É preciso fazer muitas coisas!
Abrir o sol, levantar nossas cortinas,
que já teremos tempo suficiente
de beber sombras quando finda o dia.
Matilde Casazola

quarta-feira, julho 23, 2014

KAFKA PARA SOBRECARREGADOS - DE ALLAN PERCY - PARTE 67 E 68



67 – O amor é um drama cheio de contradições.
A vida sentimental de Kafka foi um compêndio de medos, relacionamentos a distância e mudanças súbitas de opinião.
Talvez por isso ele fosse um assíduo visitante dos prostíbulos, como explica em um de seus escritos pessoais:
Tenho tanta necessidade de encontrar alguém que me toque amistosamente e nada mais que ontem fui a um hotel com uma prostituta. Ainda que seja demasiado velha para se deixar levar pela melancolia, dói-lhe, por mais que não a surpreenda, que os homens não tratem as prostitutas com tanta delicadeza quanto tratam suas namoradas. Não a consolei, já que ela tampouco me consolou.
Este fragmento amargurado nos serve para enumerar as três principais razões pelas quais as relações amorosas fracassam:
• Cada um dos parceiros procura algo diferente (por exemplo: um busca estabilidade, e o outro, aventura).
• Um tenta mudar ou moldar o outro a seu bel-prazer.
• Ainda que as relações nunca sejam equânimes, há um grande desnível entre o esforço empreendido por cada parceiro.

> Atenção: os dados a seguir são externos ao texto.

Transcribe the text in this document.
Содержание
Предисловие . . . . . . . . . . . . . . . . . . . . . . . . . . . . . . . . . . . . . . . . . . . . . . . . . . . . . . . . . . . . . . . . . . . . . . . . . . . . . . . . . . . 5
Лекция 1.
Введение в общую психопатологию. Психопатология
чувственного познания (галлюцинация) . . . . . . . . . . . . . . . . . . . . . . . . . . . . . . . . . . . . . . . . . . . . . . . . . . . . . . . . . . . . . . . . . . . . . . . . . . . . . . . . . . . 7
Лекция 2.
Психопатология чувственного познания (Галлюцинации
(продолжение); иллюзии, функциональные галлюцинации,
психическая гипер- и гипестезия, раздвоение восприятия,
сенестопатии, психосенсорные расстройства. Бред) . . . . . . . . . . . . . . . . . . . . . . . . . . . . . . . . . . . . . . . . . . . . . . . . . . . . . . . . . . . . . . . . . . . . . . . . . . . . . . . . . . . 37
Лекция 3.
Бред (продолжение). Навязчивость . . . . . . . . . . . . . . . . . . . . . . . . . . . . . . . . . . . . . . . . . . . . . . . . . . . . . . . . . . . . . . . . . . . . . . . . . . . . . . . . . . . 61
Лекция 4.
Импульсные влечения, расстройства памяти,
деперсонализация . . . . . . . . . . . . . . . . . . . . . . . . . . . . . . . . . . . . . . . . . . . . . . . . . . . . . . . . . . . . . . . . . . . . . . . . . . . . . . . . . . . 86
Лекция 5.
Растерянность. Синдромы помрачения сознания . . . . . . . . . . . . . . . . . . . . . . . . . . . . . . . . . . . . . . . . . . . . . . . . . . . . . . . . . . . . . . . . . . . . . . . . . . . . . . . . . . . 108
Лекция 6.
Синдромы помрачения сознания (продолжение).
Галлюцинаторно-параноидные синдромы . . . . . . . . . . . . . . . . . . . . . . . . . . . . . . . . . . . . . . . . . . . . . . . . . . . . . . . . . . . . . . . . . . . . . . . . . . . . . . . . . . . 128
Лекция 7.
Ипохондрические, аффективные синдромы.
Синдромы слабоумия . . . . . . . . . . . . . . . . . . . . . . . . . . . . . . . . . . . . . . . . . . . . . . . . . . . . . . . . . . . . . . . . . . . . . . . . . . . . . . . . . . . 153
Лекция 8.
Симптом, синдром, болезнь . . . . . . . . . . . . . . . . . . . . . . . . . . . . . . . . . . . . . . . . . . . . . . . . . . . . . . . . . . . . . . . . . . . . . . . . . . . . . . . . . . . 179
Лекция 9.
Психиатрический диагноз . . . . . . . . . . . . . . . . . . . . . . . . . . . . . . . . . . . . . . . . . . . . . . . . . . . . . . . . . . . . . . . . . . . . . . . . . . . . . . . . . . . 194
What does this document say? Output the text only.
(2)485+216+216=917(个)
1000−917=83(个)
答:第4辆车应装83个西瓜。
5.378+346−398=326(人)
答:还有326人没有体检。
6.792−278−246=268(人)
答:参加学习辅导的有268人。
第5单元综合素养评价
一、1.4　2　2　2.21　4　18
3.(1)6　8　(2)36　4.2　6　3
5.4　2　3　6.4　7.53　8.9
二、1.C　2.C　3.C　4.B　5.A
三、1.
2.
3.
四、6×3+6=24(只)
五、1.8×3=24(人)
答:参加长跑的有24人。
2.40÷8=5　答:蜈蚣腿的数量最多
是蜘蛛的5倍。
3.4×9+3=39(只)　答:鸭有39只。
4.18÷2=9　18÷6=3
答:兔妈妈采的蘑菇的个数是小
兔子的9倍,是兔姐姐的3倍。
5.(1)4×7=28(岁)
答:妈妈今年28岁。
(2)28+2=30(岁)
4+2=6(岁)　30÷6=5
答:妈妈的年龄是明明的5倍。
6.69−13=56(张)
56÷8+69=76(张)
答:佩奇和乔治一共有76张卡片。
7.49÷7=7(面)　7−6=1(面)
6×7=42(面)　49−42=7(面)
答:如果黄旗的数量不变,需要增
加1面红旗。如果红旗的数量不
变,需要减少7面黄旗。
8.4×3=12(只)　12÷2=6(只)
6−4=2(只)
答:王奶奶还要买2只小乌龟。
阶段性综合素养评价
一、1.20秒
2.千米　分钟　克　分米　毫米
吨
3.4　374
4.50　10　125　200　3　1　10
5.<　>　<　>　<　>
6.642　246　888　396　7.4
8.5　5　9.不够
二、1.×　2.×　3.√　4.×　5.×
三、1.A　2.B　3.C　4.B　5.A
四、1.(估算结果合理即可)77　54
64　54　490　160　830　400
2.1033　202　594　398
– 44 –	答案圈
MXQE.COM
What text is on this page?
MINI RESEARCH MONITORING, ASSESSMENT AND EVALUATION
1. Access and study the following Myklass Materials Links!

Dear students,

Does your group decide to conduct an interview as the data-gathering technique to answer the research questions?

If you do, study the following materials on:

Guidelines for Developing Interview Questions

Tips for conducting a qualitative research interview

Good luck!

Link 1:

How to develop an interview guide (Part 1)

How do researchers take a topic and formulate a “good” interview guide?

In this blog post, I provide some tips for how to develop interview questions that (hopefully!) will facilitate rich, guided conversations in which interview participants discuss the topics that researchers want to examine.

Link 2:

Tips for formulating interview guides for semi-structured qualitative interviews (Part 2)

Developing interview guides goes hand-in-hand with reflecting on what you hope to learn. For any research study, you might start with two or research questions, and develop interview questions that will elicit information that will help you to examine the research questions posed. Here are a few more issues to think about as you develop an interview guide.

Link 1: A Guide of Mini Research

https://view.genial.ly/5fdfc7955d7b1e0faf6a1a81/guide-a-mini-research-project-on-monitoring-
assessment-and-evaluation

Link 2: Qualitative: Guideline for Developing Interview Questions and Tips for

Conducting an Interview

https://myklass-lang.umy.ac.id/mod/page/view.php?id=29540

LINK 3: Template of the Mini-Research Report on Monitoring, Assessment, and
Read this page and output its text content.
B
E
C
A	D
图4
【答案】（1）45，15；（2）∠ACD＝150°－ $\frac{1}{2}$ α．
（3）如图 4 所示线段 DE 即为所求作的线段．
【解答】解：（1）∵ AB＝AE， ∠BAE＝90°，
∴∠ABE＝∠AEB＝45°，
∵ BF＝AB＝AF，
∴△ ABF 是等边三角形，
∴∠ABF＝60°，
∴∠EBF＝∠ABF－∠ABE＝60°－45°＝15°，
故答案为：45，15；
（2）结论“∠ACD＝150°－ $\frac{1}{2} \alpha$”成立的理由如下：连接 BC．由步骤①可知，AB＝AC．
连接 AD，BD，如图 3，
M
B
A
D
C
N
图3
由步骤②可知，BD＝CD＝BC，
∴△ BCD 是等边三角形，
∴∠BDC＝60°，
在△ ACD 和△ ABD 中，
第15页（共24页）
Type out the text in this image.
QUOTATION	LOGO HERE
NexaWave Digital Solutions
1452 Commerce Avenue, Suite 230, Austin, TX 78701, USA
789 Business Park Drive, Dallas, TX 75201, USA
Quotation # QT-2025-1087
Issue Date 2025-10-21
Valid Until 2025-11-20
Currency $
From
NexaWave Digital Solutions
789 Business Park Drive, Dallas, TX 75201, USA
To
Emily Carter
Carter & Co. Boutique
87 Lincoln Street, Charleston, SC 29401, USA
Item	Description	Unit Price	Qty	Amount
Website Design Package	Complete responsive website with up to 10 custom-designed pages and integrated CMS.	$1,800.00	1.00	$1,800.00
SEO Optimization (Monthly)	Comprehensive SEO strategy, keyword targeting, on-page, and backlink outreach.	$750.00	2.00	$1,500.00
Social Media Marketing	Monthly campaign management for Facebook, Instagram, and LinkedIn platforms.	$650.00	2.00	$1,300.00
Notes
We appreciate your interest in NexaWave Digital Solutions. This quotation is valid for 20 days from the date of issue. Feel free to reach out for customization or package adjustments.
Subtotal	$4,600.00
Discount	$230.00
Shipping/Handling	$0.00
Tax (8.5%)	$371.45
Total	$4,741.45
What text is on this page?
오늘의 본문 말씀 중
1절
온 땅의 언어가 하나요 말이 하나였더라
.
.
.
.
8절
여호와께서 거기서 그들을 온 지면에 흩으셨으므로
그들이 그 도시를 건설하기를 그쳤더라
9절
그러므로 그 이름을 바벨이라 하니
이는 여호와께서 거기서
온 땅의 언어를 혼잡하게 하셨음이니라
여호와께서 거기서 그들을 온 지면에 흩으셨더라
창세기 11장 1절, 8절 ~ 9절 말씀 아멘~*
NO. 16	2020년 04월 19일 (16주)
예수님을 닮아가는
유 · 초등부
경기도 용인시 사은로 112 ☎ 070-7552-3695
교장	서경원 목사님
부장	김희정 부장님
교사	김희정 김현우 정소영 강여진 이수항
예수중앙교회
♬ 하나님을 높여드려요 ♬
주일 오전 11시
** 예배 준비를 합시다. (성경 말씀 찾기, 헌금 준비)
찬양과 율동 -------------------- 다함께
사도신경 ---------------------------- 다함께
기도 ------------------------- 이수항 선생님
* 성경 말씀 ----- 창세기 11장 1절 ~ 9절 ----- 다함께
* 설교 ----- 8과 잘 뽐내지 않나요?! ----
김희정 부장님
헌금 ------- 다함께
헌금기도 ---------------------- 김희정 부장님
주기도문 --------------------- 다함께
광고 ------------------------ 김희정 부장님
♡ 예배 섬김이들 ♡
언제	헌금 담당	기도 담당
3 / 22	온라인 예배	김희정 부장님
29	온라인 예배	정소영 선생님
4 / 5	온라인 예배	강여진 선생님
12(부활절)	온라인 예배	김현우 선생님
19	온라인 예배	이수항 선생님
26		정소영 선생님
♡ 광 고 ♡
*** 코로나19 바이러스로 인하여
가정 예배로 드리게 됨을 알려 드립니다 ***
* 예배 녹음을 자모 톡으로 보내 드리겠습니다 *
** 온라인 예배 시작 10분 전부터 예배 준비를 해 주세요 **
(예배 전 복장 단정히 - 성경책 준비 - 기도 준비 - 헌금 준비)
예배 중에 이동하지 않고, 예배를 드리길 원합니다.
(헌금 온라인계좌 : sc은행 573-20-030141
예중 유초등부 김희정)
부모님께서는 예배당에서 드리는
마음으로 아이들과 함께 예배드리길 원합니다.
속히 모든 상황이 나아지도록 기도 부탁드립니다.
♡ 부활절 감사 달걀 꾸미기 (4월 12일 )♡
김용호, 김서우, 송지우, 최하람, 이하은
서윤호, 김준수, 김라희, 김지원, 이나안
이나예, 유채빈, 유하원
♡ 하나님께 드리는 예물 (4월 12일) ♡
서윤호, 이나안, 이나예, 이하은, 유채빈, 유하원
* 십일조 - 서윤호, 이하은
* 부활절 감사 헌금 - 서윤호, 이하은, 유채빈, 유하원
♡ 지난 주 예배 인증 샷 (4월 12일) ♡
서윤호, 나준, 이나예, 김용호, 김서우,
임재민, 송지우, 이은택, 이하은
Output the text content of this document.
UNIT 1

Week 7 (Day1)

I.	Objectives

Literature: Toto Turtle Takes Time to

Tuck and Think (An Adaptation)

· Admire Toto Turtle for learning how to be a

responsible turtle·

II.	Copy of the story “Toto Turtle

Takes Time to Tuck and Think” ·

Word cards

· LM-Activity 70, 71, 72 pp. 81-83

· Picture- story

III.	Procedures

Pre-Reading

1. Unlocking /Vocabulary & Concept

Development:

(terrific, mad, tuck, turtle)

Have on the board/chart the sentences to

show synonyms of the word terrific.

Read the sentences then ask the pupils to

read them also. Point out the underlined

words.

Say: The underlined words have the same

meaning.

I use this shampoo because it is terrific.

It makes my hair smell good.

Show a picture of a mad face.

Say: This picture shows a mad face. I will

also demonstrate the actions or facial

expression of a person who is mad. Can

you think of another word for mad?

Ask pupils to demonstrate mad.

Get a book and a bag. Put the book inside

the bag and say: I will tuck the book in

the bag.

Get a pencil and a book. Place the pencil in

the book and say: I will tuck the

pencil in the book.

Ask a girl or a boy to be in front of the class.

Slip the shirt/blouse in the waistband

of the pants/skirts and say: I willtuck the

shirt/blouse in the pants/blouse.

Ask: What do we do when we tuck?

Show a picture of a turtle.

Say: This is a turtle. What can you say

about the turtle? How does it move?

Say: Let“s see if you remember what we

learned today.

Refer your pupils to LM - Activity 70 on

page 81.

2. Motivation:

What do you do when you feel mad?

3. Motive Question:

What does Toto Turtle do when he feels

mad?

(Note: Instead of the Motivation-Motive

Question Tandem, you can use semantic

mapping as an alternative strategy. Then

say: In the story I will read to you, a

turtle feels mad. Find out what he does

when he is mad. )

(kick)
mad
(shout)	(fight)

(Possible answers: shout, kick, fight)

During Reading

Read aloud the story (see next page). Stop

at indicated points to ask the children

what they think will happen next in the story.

68 – Deus nos dá nozes, mas não as abre.
Ao que parece, a imagem da noz sendo quebrada é recorrente em Kafka, como se pode ver em uma de suas reflexões:
Quebrar uma noz não é de fato uma arte, e por consequência ninguém se atreveria a reunir um auditório para entretê-lo com isso, porque senão já não se trataria meramente de quebrar nozes.
De que se trataria, então? Basicamente de uma arte de viver.
As nozes são, em essência, as possibilidades. Elas estão por toda parte, mas só alguns sabem aproveitá-las. Todo mundo caminha sob uma imensa nogueira da qual os frutos que pendem são oportunidades por se abrir.
Quando contemplamos as nozes, podemos adotar diferentes atitudes:
• Proativa. Quebramos a noz – exploramos a nova possibilidade – para ter acesso ao fruto.
• Passiva. Esperamos que outro a quebre, de modo que nos convertemos em espectadores das possibilidades alheias.
• Hesitante. Há tantas nozes diferentes na árvore que ficamos indecisos sobre qual devemos pegar.
Cabe ao leitor decidir qual das três atitudes prefere adotar diante das nozes/possibilidades da vida.